The World Bank raised its forecast of China’s economic growth in FY 2021 to 8.5% from 8.1%. Growth will primarily depend on vaccination campaign and on state-led investments in the medium term since consumption, while growing, has not bounced back from the pandemic to levels seen in investments. Brazil’s central bank raised its economic growth outlook for FY 2021 to 4.6% from 3.6%, in the context of stronger than expected data, measures to preserve jobs, progress in the nations COVID-19 vaccinations, high commodity prices and delayed impacts from monetary stimulus.

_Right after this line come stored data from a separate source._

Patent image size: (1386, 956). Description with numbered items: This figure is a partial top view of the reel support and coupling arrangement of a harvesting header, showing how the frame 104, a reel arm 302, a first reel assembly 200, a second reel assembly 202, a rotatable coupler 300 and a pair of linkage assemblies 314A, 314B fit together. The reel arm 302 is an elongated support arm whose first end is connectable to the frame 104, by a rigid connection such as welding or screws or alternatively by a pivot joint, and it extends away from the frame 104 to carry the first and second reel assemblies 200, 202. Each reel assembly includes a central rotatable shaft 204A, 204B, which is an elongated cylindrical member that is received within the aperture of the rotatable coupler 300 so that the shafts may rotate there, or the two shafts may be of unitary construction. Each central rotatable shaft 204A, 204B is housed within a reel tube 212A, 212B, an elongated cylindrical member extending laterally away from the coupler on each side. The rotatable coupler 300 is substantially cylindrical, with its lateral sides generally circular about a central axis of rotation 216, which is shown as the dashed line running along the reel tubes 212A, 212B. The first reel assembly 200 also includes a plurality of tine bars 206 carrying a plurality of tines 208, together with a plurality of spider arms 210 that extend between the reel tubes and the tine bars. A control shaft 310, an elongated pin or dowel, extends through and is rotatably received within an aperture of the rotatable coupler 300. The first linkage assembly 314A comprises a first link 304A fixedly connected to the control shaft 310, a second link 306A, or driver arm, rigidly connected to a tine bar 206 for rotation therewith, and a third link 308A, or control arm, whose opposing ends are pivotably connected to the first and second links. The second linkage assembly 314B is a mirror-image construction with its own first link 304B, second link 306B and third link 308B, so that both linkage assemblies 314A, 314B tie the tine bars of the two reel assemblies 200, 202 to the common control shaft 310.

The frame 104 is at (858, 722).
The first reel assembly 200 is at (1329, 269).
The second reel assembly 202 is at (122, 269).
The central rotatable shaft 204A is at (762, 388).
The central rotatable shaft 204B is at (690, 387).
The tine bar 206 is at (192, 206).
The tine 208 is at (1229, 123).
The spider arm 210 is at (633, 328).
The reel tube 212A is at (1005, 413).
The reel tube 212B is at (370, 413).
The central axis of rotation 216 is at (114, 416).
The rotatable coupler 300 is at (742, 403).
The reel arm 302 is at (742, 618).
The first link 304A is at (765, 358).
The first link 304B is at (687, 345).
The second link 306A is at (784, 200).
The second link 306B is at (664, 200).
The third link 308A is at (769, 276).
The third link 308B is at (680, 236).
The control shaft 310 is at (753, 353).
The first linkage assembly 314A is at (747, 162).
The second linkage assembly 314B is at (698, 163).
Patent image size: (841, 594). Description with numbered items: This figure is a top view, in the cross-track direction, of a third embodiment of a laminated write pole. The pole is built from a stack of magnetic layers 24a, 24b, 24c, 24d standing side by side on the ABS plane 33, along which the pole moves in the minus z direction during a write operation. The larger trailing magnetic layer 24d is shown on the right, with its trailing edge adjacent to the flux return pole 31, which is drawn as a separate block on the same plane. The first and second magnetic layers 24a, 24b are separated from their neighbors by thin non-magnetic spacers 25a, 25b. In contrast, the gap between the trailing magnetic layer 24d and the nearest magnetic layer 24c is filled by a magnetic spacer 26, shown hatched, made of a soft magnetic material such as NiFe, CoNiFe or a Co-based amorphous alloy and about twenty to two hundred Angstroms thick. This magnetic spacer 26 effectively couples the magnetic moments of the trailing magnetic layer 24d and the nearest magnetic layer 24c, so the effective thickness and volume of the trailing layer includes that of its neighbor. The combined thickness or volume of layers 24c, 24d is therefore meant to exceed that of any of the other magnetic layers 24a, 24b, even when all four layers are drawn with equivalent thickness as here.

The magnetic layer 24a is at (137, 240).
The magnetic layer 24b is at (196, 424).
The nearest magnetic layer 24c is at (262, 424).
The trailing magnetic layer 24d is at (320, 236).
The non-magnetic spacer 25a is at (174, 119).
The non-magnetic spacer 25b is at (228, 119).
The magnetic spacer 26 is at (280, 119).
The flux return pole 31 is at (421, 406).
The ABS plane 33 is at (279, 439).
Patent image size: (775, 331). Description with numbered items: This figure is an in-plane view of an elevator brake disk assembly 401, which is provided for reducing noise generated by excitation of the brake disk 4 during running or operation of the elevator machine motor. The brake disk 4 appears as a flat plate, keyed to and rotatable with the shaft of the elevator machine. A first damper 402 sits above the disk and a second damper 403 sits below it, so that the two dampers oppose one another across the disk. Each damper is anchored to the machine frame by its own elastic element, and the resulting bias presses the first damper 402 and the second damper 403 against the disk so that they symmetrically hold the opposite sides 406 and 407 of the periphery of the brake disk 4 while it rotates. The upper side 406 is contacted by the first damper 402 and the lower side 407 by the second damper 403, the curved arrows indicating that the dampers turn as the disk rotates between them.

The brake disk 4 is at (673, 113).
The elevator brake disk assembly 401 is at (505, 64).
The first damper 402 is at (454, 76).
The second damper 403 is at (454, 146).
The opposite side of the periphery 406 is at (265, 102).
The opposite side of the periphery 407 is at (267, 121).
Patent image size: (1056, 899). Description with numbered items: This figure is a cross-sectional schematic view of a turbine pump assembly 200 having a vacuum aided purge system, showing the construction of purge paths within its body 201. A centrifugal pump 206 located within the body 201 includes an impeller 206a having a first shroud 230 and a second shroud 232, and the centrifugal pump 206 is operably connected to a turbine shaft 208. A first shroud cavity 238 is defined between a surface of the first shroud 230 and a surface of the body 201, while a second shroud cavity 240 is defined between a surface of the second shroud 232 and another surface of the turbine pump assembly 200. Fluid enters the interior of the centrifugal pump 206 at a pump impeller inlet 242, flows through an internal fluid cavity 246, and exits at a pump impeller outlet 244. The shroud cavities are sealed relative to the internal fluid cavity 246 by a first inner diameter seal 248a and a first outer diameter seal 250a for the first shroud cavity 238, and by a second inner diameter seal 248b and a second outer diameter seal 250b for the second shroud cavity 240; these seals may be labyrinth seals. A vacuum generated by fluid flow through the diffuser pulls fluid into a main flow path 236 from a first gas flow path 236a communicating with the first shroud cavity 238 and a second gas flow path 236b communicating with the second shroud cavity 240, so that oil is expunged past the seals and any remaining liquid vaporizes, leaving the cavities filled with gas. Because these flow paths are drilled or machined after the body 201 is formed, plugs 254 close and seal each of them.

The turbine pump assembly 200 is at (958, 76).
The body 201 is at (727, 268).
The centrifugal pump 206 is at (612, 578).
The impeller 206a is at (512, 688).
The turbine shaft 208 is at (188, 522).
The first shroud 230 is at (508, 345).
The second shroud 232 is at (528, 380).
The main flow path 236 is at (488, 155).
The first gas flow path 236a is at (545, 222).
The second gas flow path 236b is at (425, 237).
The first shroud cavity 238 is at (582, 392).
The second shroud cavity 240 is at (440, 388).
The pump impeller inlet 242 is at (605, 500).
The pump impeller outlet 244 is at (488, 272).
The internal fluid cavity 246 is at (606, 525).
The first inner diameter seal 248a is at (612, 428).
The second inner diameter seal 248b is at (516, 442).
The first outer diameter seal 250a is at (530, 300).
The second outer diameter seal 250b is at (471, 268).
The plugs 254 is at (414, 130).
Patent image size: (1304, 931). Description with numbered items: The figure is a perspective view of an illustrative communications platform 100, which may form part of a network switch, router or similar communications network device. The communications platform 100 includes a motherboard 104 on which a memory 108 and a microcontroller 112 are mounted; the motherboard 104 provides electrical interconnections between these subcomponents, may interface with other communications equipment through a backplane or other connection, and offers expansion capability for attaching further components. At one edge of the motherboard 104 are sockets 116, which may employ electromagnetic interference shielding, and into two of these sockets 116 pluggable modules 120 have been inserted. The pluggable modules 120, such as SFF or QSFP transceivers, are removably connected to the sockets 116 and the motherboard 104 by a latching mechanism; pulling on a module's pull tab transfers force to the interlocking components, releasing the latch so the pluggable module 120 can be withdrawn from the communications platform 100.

Forecasts for accelerated growth could, however, be derailed by emerging threats from new strains of the Coronavirus. The Delta variant, for example, has been increasing rapidly in Europe prompting countries like France and Germany to implement restrictions on visitors from the UK. Continued economic normalization remains dependent on successful vaccination efforts and the ability of these vaccines in to prevent infection and/or serious complications from existing and new COVID viral strains.
While the domestic economy is likely to face prolonged impediments to growth, compounded by extended lockdown and shifts in T&T’s budget equation (as published in our article titled ‘The Mid-Year Review: Investor Considerations’ on June 28th 2021), some companies could continue to generate growth. Such companies would display characteristics including (i) geographic diversification, (ii) growth initiatives through organic and/or inorganic means, (iii) cost containment and margin improvement measures and (iv) cross listing initiatives.
Following the sustained rally in international equity markets and with fears of inflation – whether transitory or not – expected to increase volatility in the coming periods, international equity investors may be wary about short-term market corrections. Generally, however, conditions are anticipated to remain supportive of international stock markets including extraordinary fiscal stimulus, accommodative monetary policy and increasing economic activity. Investors could consider taking broader market exposure through sector, country and/or regionally-focused exchange trade funds (ETFs) to achieve some measure of diversification.